Experts now believe that if that 6.2 mile wide hunk of space rock had hit the Earth a few millions years earlier or later, the effects wouldn’t have been so colossal.
Ten scientists say the dinosaurs were victims of “colossal bad luck” more than anything else. When the giant asteroid slammed into what is now present-day Mexico, it doomed the dinosaurs because the environment was already in a state of extreme environmental disorder including massive volcanic eruptions, raging sea level changes and major shifts in worldwide temperatures.

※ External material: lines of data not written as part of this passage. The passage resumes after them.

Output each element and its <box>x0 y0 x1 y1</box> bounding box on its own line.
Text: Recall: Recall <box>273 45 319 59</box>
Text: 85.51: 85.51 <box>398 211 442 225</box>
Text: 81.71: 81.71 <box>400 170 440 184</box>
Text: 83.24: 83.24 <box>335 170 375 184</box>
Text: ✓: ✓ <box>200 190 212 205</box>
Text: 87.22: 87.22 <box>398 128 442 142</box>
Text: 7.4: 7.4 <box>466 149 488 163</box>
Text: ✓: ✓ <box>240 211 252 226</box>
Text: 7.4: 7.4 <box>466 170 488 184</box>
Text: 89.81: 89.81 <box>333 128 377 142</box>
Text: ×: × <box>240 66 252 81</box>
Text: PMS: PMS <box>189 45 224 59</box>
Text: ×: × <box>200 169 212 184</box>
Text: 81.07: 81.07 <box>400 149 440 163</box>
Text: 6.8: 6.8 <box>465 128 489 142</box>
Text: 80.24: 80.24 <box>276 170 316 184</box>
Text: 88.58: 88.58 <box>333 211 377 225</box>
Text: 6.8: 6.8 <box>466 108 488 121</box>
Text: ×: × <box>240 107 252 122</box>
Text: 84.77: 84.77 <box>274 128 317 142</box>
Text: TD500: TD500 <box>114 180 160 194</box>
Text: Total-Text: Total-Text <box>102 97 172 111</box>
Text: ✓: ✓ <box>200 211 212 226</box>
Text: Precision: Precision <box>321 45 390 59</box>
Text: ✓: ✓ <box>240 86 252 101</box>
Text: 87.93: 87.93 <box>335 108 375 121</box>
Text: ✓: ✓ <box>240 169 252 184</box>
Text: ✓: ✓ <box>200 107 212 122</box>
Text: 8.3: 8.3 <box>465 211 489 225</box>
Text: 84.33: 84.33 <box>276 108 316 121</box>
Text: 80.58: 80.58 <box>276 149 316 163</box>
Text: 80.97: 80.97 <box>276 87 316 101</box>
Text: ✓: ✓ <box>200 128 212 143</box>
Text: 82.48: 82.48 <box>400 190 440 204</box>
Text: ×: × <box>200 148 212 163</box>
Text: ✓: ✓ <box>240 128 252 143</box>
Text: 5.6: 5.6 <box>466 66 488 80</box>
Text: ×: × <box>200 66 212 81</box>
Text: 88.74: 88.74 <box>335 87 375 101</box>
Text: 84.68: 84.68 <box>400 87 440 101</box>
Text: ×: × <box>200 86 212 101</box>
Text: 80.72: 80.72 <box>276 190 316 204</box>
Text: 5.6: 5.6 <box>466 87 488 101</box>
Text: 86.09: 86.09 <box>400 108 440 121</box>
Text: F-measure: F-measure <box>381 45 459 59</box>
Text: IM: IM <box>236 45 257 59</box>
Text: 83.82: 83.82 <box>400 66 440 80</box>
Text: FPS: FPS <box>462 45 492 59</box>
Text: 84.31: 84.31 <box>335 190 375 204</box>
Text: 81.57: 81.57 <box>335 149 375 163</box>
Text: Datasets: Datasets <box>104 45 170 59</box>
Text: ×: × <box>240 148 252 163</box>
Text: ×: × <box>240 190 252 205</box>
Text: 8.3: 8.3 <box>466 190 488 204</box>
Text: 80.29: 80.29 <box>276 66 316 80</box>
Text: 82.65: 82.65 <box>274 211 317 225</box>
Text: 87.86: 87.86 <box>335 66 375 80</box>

Speaking with the New York Daily News, Paleontologist Steve Brusatte of the University of Edinburgh said:
“I think there is a perception that the asteroid hit an idyllic lost world of dinosaurs, but it hit a world that was in flux. It made their food webs more vulnerable to collapse, so it made dinosaurs more susceptible when the asteroid hit. So maybe if the asteroid hit a few million years earlier it wouldn’t have been so devastating.”
The changing environment Brusatte talks about when he says a “world in flux” would have led to a lack of diversity among the large, plant-eating dinosaurs on which the other dinosaurs dined. That, in turn, weakened the food chain as a whole.
When the food chain collapsed, first one kind of dinosaur died out, which then caused another to die out, and another, and so on. The only ones left, according to the report, were the winged dinosaurs, and they were the ones that evolved into birds.
Another misconception: That the dinosaurs died out extremely quickly… or very slowly. They actually died out quickly, but on a cosmic timeline.
Brusatte told CBS News,
“The extinction was abrupt, happening within a few tens of thousands to hundreds of thousands of years, or even quicker. Dinosaurs weren’t wasting away for tens of millions of years.”
So the extinction was quick, but not quick as in days or decades or centuries.
Researchers that worked on the study said that had the meteor hit a few million years earlier when a richer and more diverse population of herbivore dinosaurs inhabited North America or a few million years later when the plant eaters had recovered some diversity, the extinction of the dinosaurs might have been prevented.
The study, according to researchers, indicates a cautionary tale we can learn from the death of the dinosaurs: In diversity, there is strength.
“When you mess with diversity,” Brusatte said, “you can be even more susceptible to a knockout blow.”